A tentative touch woke no overt evil, nor the tingling sensation he recognized as magic at work. Aragorn picked up a fist-sized emerald, turning its multi-faceted sides so it flashed green fire in the light of the torch. It was too large to adorn a lady's toilette and too flawless in its own right, to be cut into smaller stones, but he had learnt – also at his foster father's knee – how to discern stones of power and this one fairly blazed with energy. Though he could not wield the ancient power, his Maia heritage had marked him in subtle ways he was just beginning to grasp the importance of, now that he understood that heritage.
He yet remembered Elrond's astonishment when as a young boy, prompted by his brothers, he had scoured Rivendell's promontories and peninsulas to find a gift for their father's naming day. Unaware of either his own gift, or the power of the stone he had found, he had presented it with a flourish at the evening celebration, expecting, with all the perspicuity of a six-year-old, to be cosseted and celebrated for his ingenuity in finding such a perfect gift. He remembered being smugly pleased that his efforts had been rewarded beyond his wildest dreams, with absolutely no understanding that his achievement had just confirmed a future he would know nothing of for years to come.
The memory brought a smile now as he hefted the weight of the stone in his hand. If Elrond could not bend its properties to usefulness, it would make a pretty paperweight for his foster father's daughter.
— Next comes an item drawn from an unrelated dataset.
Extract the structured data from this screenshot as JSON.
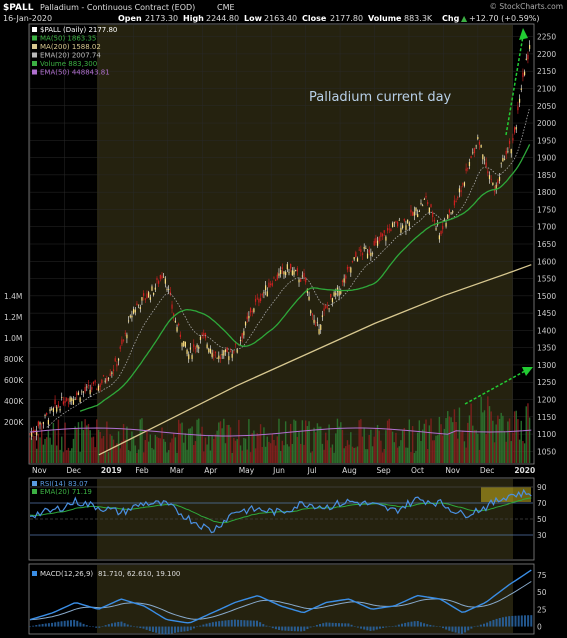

The smile faded into a sigh, but Aragorn pocketed the stone and bent to run his fingers through the trailing edge of the massive mountain of loot.
A fortune in pearls sifted through his fingers, along with diamonds and sapphires and lapis lazuli. Rubies three and four times the size of the jewel Borlath had affected on the middle finger of his right hand rolled down the shifting slope.
Bending a keener eye on the hoard he saw it contained many works of art; framed pictures, some of the canvases shredded, some unbelievably intact. Candlestick holders and candelabras, their bases sunk in heaps of jewels, shone with muted glow in the light of his torch. Pieces of those tables and chairs he had been imaging earlier, showing deep scratch and claw marks, as if the dragon had used them like a cat to sharpen his claws. Torn and shredded bits of moldering tapestries, recognizable still, even after all these eons, because elven artifacts were made to last forever. There were ornaments of brass, exquisitely wrought chests more fanciful even than those Aragorn had seen in Borlath's cabin, dwarven-smithed bowls of beaten copper and carved stone, caskets spilling gossamer jewelry so finely crafted it appeared made of spider silk.
It was far more than his mind could comprehend in the few minutes he allowed himself to stare in awe at the cache. Enough, though, he was sure, to finance an army should he ever decide to claim that throne his foster family insisted he was heir to.
Prince of Númenor indeed; why was it he had never felt less princely?
But, Aragorn thought with a grin as he began to fill his pockets, this was sure to up the ante during tomorrow night's dicing. He would wait to share his discovery until he could meet Harwan's pebble bet and raise it by a couple of chrysoberyl.